An Evening with Jackie Kay

Monday 22 April, 7.30pm at Sevenoaks Bookshop

The long-awaited collection from one of Britain’s finest living poets, and a chronicle of activism in the UK over six decades



“An elegiac collection that renews the voices of the past. A truly all-encompassing exploration of resistance in all its forms, from music to marches. This poetry collection is a cairn for the dead, and a call to arms for the living.”

Helena, Bookseller

About the Book

May Day is the long-awaited new collection from one of our best-loved poets and former Makar of Scotland, Jackie Kay. As the title suggests, these poems cast an eye over several decades of political activism, from the international solidarity of the Glasgow of Kay’s childhood, accompanying her parents’ Socialist campaigns, through the feminist, LGBT+ and anti-racist movements of the 80s and
90s, up to the present day when a global pandemic intersects with the urgency of Black Lives Matter.

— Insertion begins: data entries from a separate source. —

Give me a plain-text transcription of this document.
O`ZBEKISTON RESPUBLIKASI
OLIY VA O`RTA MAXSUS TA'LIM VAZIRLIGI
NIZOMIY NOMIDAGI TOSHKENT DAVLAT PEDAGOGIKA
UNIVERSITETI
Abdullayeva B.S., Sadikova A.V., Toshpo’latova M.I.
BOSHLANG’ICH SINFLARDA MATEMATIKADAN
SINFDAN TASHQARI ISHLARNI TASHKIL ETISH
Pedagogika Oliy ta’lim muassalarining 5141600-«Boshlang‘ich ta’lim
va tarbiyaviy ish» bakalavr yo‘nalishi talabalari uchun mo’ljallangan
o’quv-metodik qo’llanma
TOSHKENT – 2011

Kay brings to life a cast of influential figures, delving beneath the surfaces of received narratives: the Jamaican model Fanny Eaton, for example, muse of the Pre-Raphaelite Brotherhood in England; Paul Robeson, Angela Davis and the poet Audre Lorde; and a ‘what-if’ poem concerning Rabbie Burns and a road-not-taken towards the West Indian slave trade. Woven through the collection is a suite of lyric poems concerning the recent losses of Kay’s parents: poems of grief and profound change that are infused with the light of love and celebration.

About the Author

Jackie Kay was born in Edinburgh. A poet, novelist and writer of short stories, she has enjoyed great acclaim for her work for both adults and children. Her novel, Trumpet, won the Guardian Fiction Prize. She has published three collections of stories with Picador, Why Don’t You Stop Talking, Wish I Was Here, and Reality, Reality; two poetry collections, Fiere and Bantam; and her memoir, Red Dust Road. From 2016 to 2021 she was the third modern Makar, National Poet for Scotland. She lives in Manchester and is Professor of Creative Writing at the University of Salford.